High Reheating Temperature without Axion Domain Walls

TL;DR

The paper tackles the axion domain-wall and isocurvature problems by proposing a Peccei-Quinn non-restoration scenario in which the PQ symmetry remains broken throughout the Universe. It achieves this with a non-supersymmetric two-field PQ sector that yields a flat direction and, via a negative thermal mass from singlet couplings, prevents symmetry restoration at high temperatures. A Daisy-resummed finite-temperature analysis shows a viable parameter space where $v_{ m PQ}(T)$ stays nonzero, allowing arbitrarily high $T_R$ and remaining consistent with observational constraints. This provides a minimal framework that enables high-scale baryogenesis, including thermal leptogenesis, while simultaneously avoiding topological defects and isocurvature constraints.

Abstract

We investigate a cosmological scenario in which the Peccei-Quinn (PQ) symmetry remains broken in the entire history of the Universe, thereby avoiding the formation of axion strings and domain walls. Contrary to the conventional expectation, it is demonstrated that appropriately chosen scalar interactions are able to keep the PQ symmetry broken at arbitrarily high temperatures. We carefully examine the finite-temperature effective potential in a model with two PQ breaking scalar fields. The existence of flat directions plays a vital role in suppressing axion isocurvature perturbations during inflation by stabilizing a PQ field at a large field value. The viable parameter space consistent with theoretical and observational constraints is identified. Our scenario provides a minimal path for PQ symmetry breaking that addresses both the axion domain wall and isocurvature problems while permitting arbitrarily high reheating temperatures accommodating high-scale baryogenesis scenarios such as thermal leptogenesis.

Figures (2)

• Figure 1: The PQ scale $v_{\rm PQ}$ against temperature $T$. Here we take $f_a = 10^{12}$ GeV, $\lambda =0.03$, $m_\psi = 10^{11}$ GeV, $\mu_s = 4\times 10^{12}$ GeV, $\mu_\xi = \mu_\eta = 2 \times 10^{12}$ GeV, $\lambda_s = 0.8$, $N_s = 1$ and $N_{\rm DW} = N_\psi = 10$.
• Figure 2: The parameter space for $|\lambda_{\phi s}|$ and $\lambda$. The shaded regions are excluded by different aspects.
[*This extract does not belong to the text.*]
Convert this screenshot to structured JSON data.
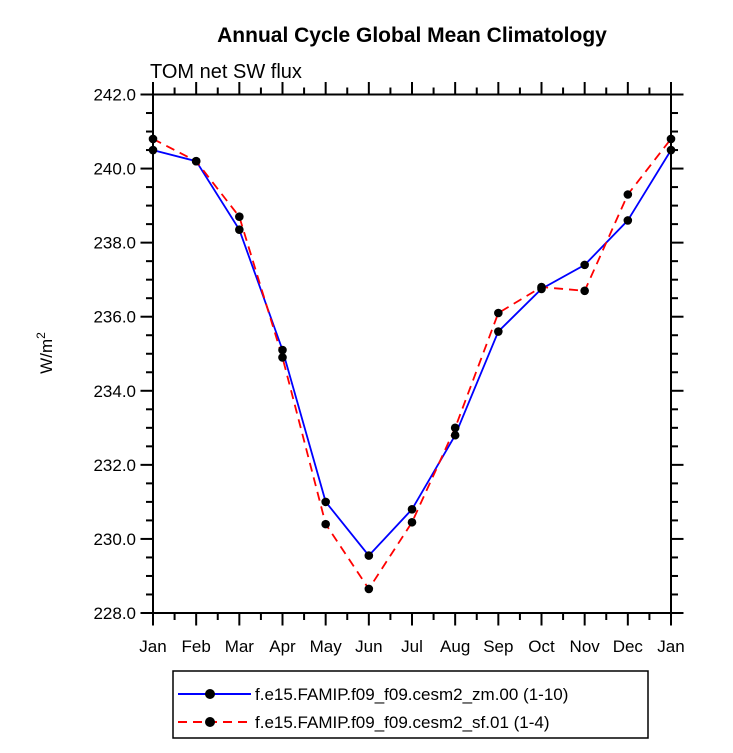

The runaway region is where $|\lambda_{\phi s} | > \sqrt{\lambda_s \lambda}/2$. The $v_{\rm PQ}(\infty) \to 0$ indicates an insufficient amount of $|\lambda_{\phi s}|$ to keep the broken phase against high temperature according to Eq. \ref{['eq:high_T_V_1']}. The $\tilde{m}_{\xi,\eta,s}^2<0$ region indicates the instability of expected vacuum solution. Here $\tilde{m}_i^2$ is the second derivative of the zero temperature potential $V_0 + V_1^{(0)}$ evaluated at Eq. \ref{['eq:vacuum_solution']}. Thermal effects will further stabilize them as indicated by their thermal mass corrections \ref{['eq:Pi_s']}. Here we take $m_\psi = 10^{11}$ GeV, $\mu_\xi = \mu_\eta = 2\times 10^{12}$ GeV, $\mu_s = 4\times 10^{10}$ GeV, $\lambda_s=0.8$, $N_s =1$ and $N_{\rm DW} = N_\psi = 10$ as a benchmark. The solid (dashed) lines are limits under $f_a = 10^{12} \, (8\times 10^{11}) \, \rm GeV$. The thermal bounds (blue shaded region) are where $s$ does not have thermal contact with PQ fields; the solid (dotted) line is obtained under reheating temperature $T_{\rm R} = 10^{15} \, (10^{14}) \, \rm GeV$. Here we take the Hubble parameter during radiation-dominated epoch as $H\simeq 3.4 \times T^2/M_{\rm Pl}$.